I have all kinds of fond memories of that pre-cellphone and pre-GPS era, when the back seats of cars contained spiral-bound regional maps showing every street in metro Boston, which were indispensable for getting you to a keg party in an unfamiliar neighborhood. One memory I have was of a keg party that we threw in our Murdock Street digs. Huatsu, from Taiwan, had quickly and seamlessly integrated himself into our group and was far more popular among my college friends than I was. While we Americans went out and got potato chips and Doritos for our tipsy guests, Huatsu drove into Chinatown in his cranky little deathtrap of car and returned with things like crunchy bits of dried octopus, and preserved duck eggs. Whut? The duck eggs – dark, translucent, gelatinous – were like something from another universe, odder than sushi, which to my mind was off limits. (A writer for the then-Boston Phoenix said to me one day, "Pat, we Irish may not be the smartest people in the world, but we know enough to cook our fucking fish.") Odder still, when I finally mustered up the courage to take a bite of one of the preserved duck eggs, it tasted not unlike your average hard-boiled hen egg.
But I may be wrong about this, as it turns out that my memory of that era isn't perfect.
In 1991 I had near-death experience when a window blew out of an apartment in Allston during the run-up to Hurricane Bob's arrival and struck my calf, nearly shearing my lower leg clear off the rest of me and creating a harrowing, bloody mess on the street. I had already decided not to sign another lease for the Murdock Street apartment so that my girlfriend and I could backpack around Europe, and now that trip was canceled and we were homeless. A friend told a colleague about our plight and this woman kindly offered us an apartment to use while I recuperated.

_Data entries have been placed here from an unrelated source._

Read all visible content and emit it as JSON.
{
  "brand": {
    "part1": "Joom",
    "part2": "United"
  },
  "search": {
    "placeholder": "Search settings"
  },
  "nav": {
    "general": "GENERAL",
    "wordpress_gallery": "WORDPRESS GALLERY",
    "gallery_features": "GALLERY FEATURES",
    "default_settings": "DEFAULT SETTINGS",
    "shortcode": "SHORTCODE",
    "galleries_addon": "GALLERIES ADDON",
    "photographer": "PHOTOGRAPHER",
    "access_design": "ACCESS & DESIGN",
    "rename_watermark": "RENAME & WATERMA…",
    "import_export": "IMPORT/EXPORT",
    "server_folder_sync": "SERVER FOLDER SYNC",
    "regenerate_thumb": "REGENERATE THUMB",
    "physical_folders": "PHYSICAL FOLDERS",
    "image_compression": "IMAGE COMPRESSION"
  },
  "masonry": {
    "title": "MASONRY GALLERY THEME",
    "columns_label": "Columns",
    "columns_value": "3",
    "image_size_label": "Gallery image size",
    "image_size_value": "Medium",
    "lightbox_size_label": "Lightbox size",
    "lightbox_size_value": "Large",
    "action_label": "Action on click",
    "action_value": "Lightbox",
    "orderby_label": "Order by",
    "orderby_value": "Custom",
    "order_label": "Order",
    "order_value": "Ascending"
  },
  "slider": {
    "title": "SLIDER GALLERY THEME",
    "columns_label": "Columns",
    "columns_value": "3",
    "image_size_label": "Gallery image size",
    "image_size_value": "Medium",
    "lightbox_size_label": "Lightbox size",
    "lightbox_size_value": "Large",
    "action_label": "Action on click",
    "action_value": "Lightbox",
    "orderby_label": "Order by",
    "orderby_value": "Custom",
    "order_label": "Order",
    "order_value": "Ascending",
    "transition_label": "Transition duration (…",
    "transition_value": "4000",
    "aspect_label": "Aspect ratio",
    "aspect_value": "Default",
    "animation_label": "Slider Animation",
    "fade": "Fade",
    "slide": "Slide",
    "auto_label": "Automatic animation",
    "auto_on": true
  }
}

These facts are indisputable. However, I recall very clearly that when friends kindly gathered to move us from Murdock Street, Huatsu was among the helpers. And, further, that he had brought one of the last of my possessions down to his car to transport to the new apartment – my cockatiel, whose name I cannot remember. Little did Huatsu know that the top of the birdcage had been removed so that the bird could fly around the apartment and poop wherever he pleased. My lasting memory is of the cockatiel discovering the sky above, and flying straight up into the sunlit afternoon, where no doubt he was destined to become a snack for a local raptor.
Huatsu recently contacted me, decades after we had parted ways, and when we dug into our past it turns out that he probably didn't help with that move. He had spoken to his wife and confirmed that he had moved out of the Murdock Street apartment by 1989, two years before Hurricane Bob. For him to have helped would have required someone to contact him. Remember, this was pre-cellphone, and mostly pre-email. He had left our apartment when his wife and son joined him from Taiwan, at which point he disappeared into another world, as we all tend to do. If I know my friends from that era, no one would have had his contact information.

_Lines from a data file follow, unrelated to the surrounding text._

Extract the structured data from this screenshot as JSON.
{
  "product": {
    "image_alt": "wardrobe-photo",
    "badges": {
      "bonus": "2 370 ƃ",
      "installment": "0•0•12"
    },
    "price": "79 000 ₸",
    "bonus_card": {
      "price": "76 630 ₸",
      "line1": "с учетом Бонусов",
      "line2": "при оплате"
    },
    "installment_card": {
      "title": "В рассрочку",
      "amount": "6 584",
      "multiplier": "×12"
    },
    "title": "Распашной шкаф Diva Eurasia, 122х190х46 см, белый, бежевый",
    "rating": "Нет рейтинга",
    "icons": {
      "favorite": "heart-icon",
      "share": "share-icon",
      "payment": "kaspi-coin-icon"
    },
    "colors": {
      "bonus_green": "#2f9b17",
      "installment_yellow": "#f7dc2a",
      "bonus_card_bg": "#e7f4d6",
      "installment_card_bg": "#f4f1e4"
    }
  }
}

Huatsu doesn't remember helping and doesn't remember the bird flying up and away with a piercing whistle of excitement. My friend Dave, known at the time as "Chowder," doesn't remember Huatsu being there either. It seems that some other friend had brought down the cockatiel – maybe Ted, or someone else entirely.
No doubt I have forgotten much more about that era than I remember, but it's dismaying to have had such a clear memory for so long about something that turns out to be inaccurate. What other inaccurate memories do I possess? How do I figure into other people's inaccurate memories? Maybe people from high school recall me as a tremendous student-athlete who could dead-lift huge weights. Despite the facts, I may never shake from my memory the sight of my forlorn-looking friend Huatsu staring up into the afternoon sky, watching as my pet bird whistles excitedly before disappearing over the trees, never to be seen again.